KRRAS also began a free pit bull and pit bull mix spay and neuter program this year. The program is funded by the ASPCA and the HOPE clinic received a grant to cover the cost of performing the operations. They have altered 12 pit bulls in this program so far this year, Noble said.
The grant to the HOPE Clinic funds the spay and neuter for pit bull and pit bull mixes in Kentucky. Any resident of Kentucky can transport their pit bull there for a free spay or neuter, Noble reported. KRAAS put together the program to help area residents transport their animals to help offset the cost of transportation as pit bull are the number one breed euthanized in animal shelters.
KRRAS also offers a voucher program for spay and neuter.
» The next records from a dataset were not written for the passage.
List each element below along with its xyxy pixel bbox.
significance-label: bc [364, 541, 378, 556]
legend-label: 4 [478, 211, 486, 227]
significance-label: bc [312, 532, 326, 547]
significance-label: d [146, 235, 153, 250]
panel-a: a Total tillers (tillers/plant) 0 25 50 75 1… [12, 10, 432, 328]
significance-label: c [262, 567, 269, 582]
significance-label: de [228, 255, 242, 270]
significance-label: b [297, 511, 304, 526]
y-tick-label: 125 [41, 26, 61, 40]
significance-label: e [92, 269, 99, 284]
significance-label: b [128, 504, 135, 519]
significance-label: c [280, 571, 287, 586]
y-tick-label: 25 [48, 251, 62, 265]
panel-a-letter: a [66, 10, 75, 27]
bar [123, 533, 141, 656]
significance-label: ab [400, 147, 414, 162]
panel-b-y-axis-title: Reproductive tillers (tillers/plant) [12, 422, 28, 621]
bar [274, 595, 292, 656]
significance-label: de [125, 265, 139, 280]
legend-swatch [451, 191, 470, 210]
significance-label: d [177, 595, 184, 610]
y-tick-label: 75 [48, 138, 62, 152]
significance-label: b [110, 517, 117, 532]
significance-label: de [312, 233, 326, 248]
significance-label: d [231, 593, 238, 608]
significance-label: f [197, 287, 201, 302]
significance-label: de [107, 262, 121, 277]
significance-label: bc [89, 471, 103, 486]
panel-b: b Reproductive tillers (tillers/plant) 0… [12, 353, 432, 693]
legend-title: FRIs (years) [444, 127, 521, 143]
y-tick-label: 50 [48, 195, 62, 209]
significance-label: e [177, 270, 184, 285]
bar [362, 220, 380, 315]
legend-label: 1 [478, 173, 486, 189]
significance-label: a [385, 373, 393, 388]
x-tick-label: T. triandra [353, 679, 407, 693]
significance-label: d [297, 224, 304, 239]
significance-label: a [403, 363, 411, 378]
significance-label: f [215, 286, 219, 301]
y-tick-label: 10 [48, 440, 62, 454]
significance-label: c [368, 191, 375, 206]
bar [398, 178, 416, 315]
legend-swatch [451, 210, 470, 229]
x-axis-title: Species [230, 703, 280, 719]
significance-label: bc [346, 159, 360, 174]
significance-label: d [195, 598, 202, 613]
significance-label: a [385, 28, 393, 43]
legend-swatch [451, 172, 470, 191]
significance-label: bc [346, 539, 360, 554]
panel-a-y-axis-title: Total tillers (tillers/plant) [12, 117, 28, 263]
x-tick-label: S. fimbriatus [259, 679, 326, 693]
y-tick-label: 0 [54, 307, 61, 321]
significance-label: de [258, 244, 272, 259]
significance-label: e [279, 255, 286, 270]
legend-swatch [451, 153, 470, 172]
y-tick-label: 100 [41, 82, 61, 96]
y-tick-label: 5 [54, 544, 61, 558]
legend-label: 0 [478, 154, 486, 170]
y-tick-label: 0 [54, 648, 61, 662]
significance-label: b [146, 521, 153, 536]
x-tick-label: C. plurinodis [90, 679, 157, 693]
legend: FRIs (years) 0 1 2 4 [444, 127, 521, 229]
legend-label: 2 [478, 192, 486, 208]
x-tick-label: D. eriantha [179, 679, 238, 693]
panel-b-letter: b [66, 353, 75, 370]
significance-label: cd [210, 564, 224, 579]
Residents can call the KRADD office to be put on the waiting list for the program. Noble reported that there were approximately 50 people on the waiting list and the cost was $30.
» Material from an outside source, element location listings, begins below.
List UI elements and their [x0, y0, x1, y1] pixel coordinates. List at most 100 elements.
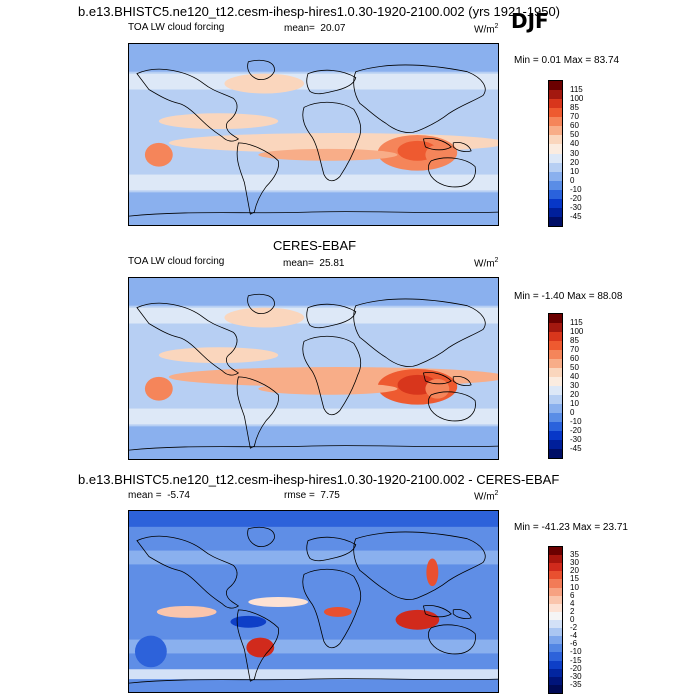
panel2-colorbar [548, 313, 563, 459]
panel2-variable: TOA LW cloud forcing [128, 256, 225, 267]
panel2-mean-value: 25.81 [319, 258, 345, 269]
colorbar-swatch [549, 108, 562, 118]
panel3-mean: mean = -5.74 [128, 490, 190, 501]
colorbar-tick-label: 20 [570, 157, 579, 167]
colorbar-swatch [549, 99, 562, 109]
panel2-minmax: Min = -1.40 Max = 88.08 [514, 291, 623, 302]
colorbar-tick-label: 60 [570, 354, 579, 363]
colorbar-tick-label: 2 [570, 606, 575, 616]
colorbar-swatch [549, 684, 562, 693]
colorbar-swatch [549, 449, 562, 458]
colorbar-tick-label: 35 [570, 550, 579, 560]
colorbar-swatch [549, 341, 562, 350]
colorbar-swatch [549, 135, 562, 145]
panel3-mean-value: -5.74 [167, 490, 190, 501]
colorbar-swatch [549, 350, 562, 359]
colorbar-tick-label: 70 [570, 112, 579, 122]
colorbar-tick-label: -30 [570, 435, 582, 444]
panel3-units-text: W/m [474, 491, 495, 503]
colorbar-tick-label: 115 [570, 85, 583, 95]
main-title: b.e13.BHISTC5.ne120_t12.cesm-ihesp-hires… [78, 4, 561, 19]
colorbar-swatch [549, 431, 562, 440]
colorbar-swatch [549, 198, 562, 208]
panel1-mean: mean= 20.07 [284, 23, 345, 34]
panel2-units: W/m2 [474, 257, 498, 269]
season-label: DJF [511, 9, 549, 33]
panel3-colorbar [548, 546, 563, 694]
colorbar-tick-label: -15 [570, 655, 582, 665]
colorbar-swatch [549, 386, 562, 395]
colorbar-tick-label: -10 [570, 184, 582, 194]
panel3-mean-label: mean = [128, 490, 162, 501]
panel2-mean-label: mean= [283, 258, 314, 269]
colorbar-swatch [549, 126, 562, 136]
colorbar-swatch [549, 413, 562, 422]
colorbar-swatch [549, 587, 562, 596]
panel1-units-text: W/m [474, 24, 495, 36]
colorbar-swatch [549, 207, 562, 217]
panel2-units-text: W/m [474, 258, 495, 270]
colorbar-swatch [549, 404, 562, 413]
colorbar-tick-label: 70 [570, 345, 579, 354]
colorbar-tick-label: -4 [570, 631, 578, 641]
colorbar-tick-label: -6 [570, 639, 578, 649]
colorbar-tick-label: -20 [570, 426, 582, 435]
colorbar-swatch [549, 595, 562, 604]
panel3-rmse: rmse = 7.75 [284, 490, 340, 501]
colorbar-tick-label: 60 [570, 121, 579, 131]
colorbar-tick-label: 50 [570, 130, 579, 140]
colorbar-swatch [549, 368, 562, 377]
colorbar-tick-label: 10 [570, 582, 579, 592]
colorbar-tick-label: 30 [570, 381, 579, 390]
colorbar-swatch [549, 660, 562, 669]
colorbar-tick-label: 85 [570, 103, 579, 113]
panel3-minmax: Min = -41.23 Max = 23.71 [514, 522, 628, 533]
colorbar-tick-label: -20 [570, 663, 582, 673]
colorbar-swatch [549, 359, 562, 368]
colorbar-tick-label: -45 [570, 444, 582, 453]
panel2-map [128, 277, 499, 460]
colorbar-swatch [549, 547, 562, 556]
colorbar-swatch [549, 153, 562, 163]
colorbar-swatch [549, 628, 562, 637]
colorbar-tick-label: 100 [570, 94, 584, 104]
colorbar-tick-label: 85 [570, 336, 579, 345]
panel2-units-exp: 2 [494, 257, 499, 264]
colorbar-swatch [549, 668, 562, 677]
colorbar-swatch [549, 652, 562, 661]
colorbar-tick-label: 115 [570, 318, 583, 327]
colorbar-swatch [549, 636, 562, 645]
colorbar-tick-label: 0 [570, 615, 575, 624]
colorbar-tick-label: 10 [570, 166, 579, 176]
colorbar-tick-label: -2 [570, 623, 578, 633]
panel3-heading: b.e13.BHISTC5.ne120_t12.cesm-ihesp-hires… [78, 472, 560, 487]
colorbar-tick-label: 30 [570, 148, 579, 158]
colorbar-tick-label: 6 [570, 590, 575, 600]
colorbar-tick-label: 100 [570, 327, 584, 336]
colorbar-swatch [549, 555, 562, 564]
colorbar-swatch [549, 81, 562, 91]
colorbar-tick-label: 15 [570, 574, 579, 584]
panel3-rmse-label: rmse = [284, 490, 315, 501]
colorbar-swatch [549, 171, 562, 181]
colorbar-tick-label: 20 [570, 566, 579, 576]
colorbar-swatch [549, 377, 562, 386]
colorbar-swatch [549, 395, 562, 404]
colorbar-swatch [549, 332, 562, 341]
colorbar-swatch [549, 216, 562, 226]
colorbar-swatch [549, 619, 562, 629]
panel1-mean-value: 20.07 [320, 23, 346, 34]
colorbar-tick-label: 30 [570, 558, 579, 568]
colorbar-tick-label: -45 [570, 211, 582, 221]
panel1-mean-label: mean= [284, 23, 315, 34]
colorbar-tick-label: 50 [570, 363, 579, 372]
colorbar-swatch [549, 144, 562, 154]
panel1-map [128, 43, 499, 226]
colorbar-swatch [549, 189, 562, 199]
panel2-heading: CERES-EBAF [273, 238, 357, 253]
colorbar-tick-label: -20 [570, 193, 582, 203]
panel1-minmax: Min = 0.01 Max = 83.74 [514, 55, 620, 66]
panel1-units: W/m2 [474, 23, 498, 35]
colorbar-swatch [549, 162, 562, 172]
colorbar-tick-label: 0 [570, 408, 575, 417]
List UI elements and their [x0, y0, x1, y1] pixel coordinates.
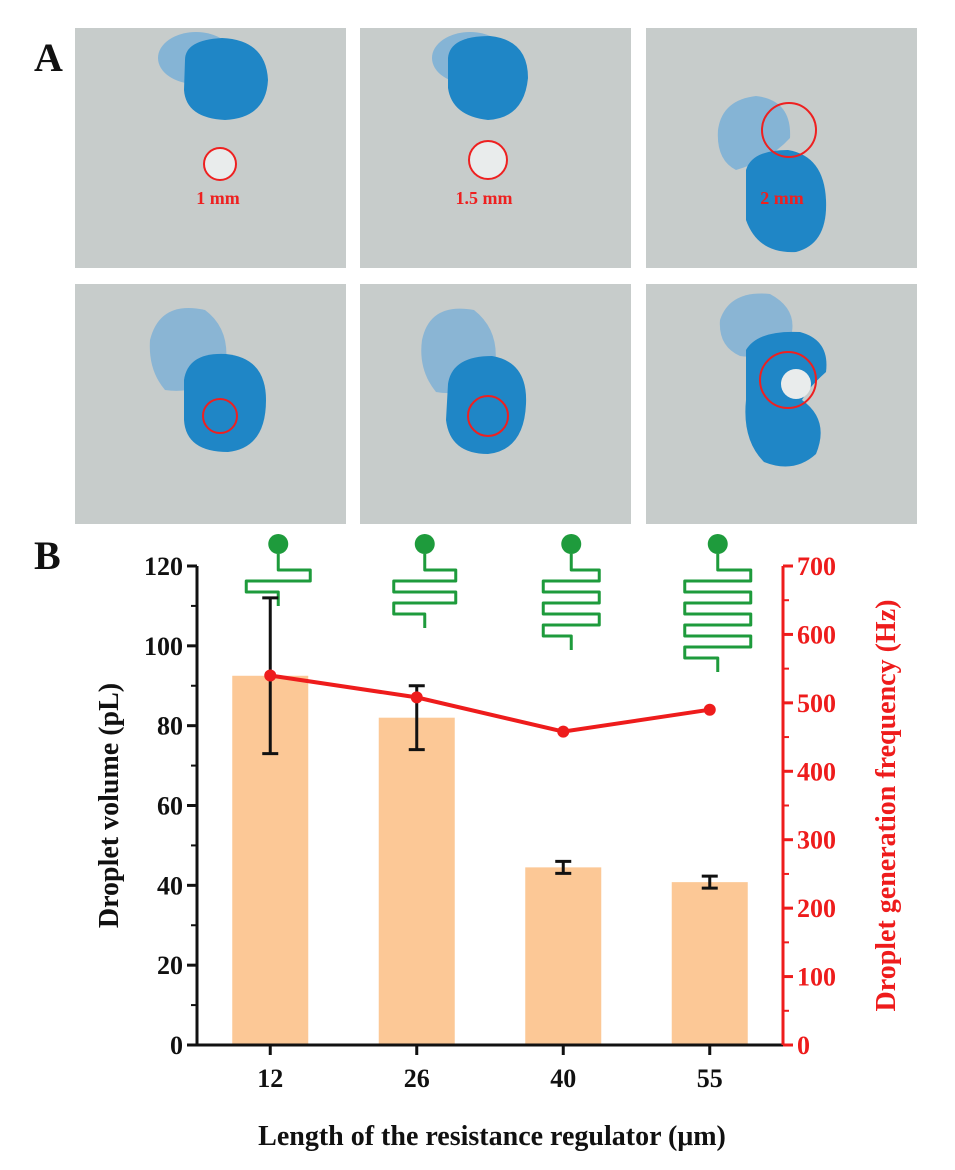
- bar-40: [525, 867, 601, 1045]
- x-axis-title: Length of the resistance regulator (μm): [258, 1121, 726, 1152]
- panel-b-chart: 0 20 40 60 80 100 120 0 100 200 300 400 500 600 700 12 2…: [94, 534, 902, 1152]
- bar-26: [379, 718, 455, 1045]
- right-tick-label: 300: [797, 826, 836, 855]
- left-tick-label: 100: [144, 632, 183, 661]
- resistance-regulator-55-icon: [685, 534, 751, 672]
- photo-label-1mm: 1 mm: [196, 188, 240, 208]
- frequency-point-55: [704, 704, 716, 716]
- bar-55: [672, 882, 748, 1045]
- axes: 0 20 40 60 80 100 120 0 100 200 300 400 500 600 700 12 2…: [94, 552, 902, 1152]
- right-tick-label: 600: [797, 620, 836, 649]
- frequency-series: [264, 669, 716, 737]
- left-tick-label: 60: [157, 792, 183, 821]
- left-y-axis-title: Droplet volume (pL): [94, 683, 125, 928]
- left-tick-label: 40: [157, 871, 183, 900]
- frequency-line: [270, 675, 710, 731]
- x-tick-label-40: 40: [550, 1064, 576, 1093]
- serpentine-channel: [685, 554, 751, 672]
- right-tick-label: 200: [797, 894, 836, 923]
- right-tick-label: 0: [797, 1031, 810, 1060]
- photo-1-5mm-after: [360, 284, 631, 524]
- photo-label-2mm: 2 mm: [760, 188, 804, 208]
- photo-2mm-after: [646, 284, 917, 524]
- inlet-dot: [415, 534, 435, 554]
- serpentine-channel: [543, 554, 599, 650]
- inlet-dot: [708, 534, 728, 554]
- photo-label-1-5mm: 1.5 mm: [456, 188, 513, 208]
- serpentine-channel: [394, 554, 456, 628]
- regulator-icons: [246, 534, 751, 672]
- panel-a-photo-grid: 1 mm 1.5 mm 2 mm: [75, 28, 917, 524]
- inlet-dot: [561, 534, 581, 554]
- inlet-dot: [268, 534, 288, 554]
- right-tick-label: 500: [797, 689, 836, 718]
- resistance-regulator-40-icon: [543, 534, 599, 650]
- x-tick-label-12: 12: [257, 1064, 283, 1093]
- right-y-axis-title: Droplet generation frequency (Hz): [871, 600, 902, 1012]
- x-tick-label-55: 55: [697, 1064, 723, 1093]
- resistance-regulator-26-icon: [394, 534, 456, 628]
- photo-1mm-after: [75, 284, 346, 524]
- frequency-point-40: [557, 726, 569, 738]
- x-tick-label-26: 26: [404, 1064, 430, 1093]
- error-bars: [262, 598, 718, 888]
- frequency-point-12: [264, 669, 276, 681]
- photo-1-5mm-before: 1.5 mm: [360, 28, 631, 268]
- resistance-regulator-12-icon: [246, 534, 310, 606]
- photo-1mm-before: 1 mm: [75, 28, 346, 268]
- frequency-point-26: [411, 691, 423, 703]
- right-tick-label: 100: [797, 963, 836, 992]
- bar-series: [232, 676, 748, 1045]
- left-tick-label: 80: [157, 712, 183, 741]
- photo-2mm-before: 2 mm: [646, 28, 917, 268]
- left-tick-label: 0: [170, 1031, 183, 1060]
- right-tick-label: 700: [797, 552, 836, 581]
- right-tick-label: 400: [797, 757, 836, 786]
- left-tick-label: 20: [157, 951, 183, 980]
- left-tick-label: 120: [144, 552, 183, 581]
Another program offered by KRRAS is Spay-it-Forward. Noble stated that this program is offered to people who have a female dog that is pregnant and who do not want the puppies. If the owner agrees to keep the dam, they would pay a fee of $35 which would cover the cost of vaccinating both the puppies and the mother and also cover the cost of spaying the mother. The owner would have to agree to keep the puppies for two weeks before either bringing them to the shelter or having them picked up by the dog warden. This helps to prevent the parvo virus from coming into the shelter, reported Noble.
Noble said that if the four counties in the region the KRRAS services each offered this program to one person per month it would prevent 300 dogs from coming into the shelter every year.
Noble went on to say that she had offered the program to 60-70 people and only two had turned it down.
KRAAS is continuing to try to help control the pet population and to help stop uncontrolled breeding of both cats and dogs, Noble stated.
“We’re not just attacking the population … we’re trying to stop them from coming into the shelter by spaying and neutering,” Noble said.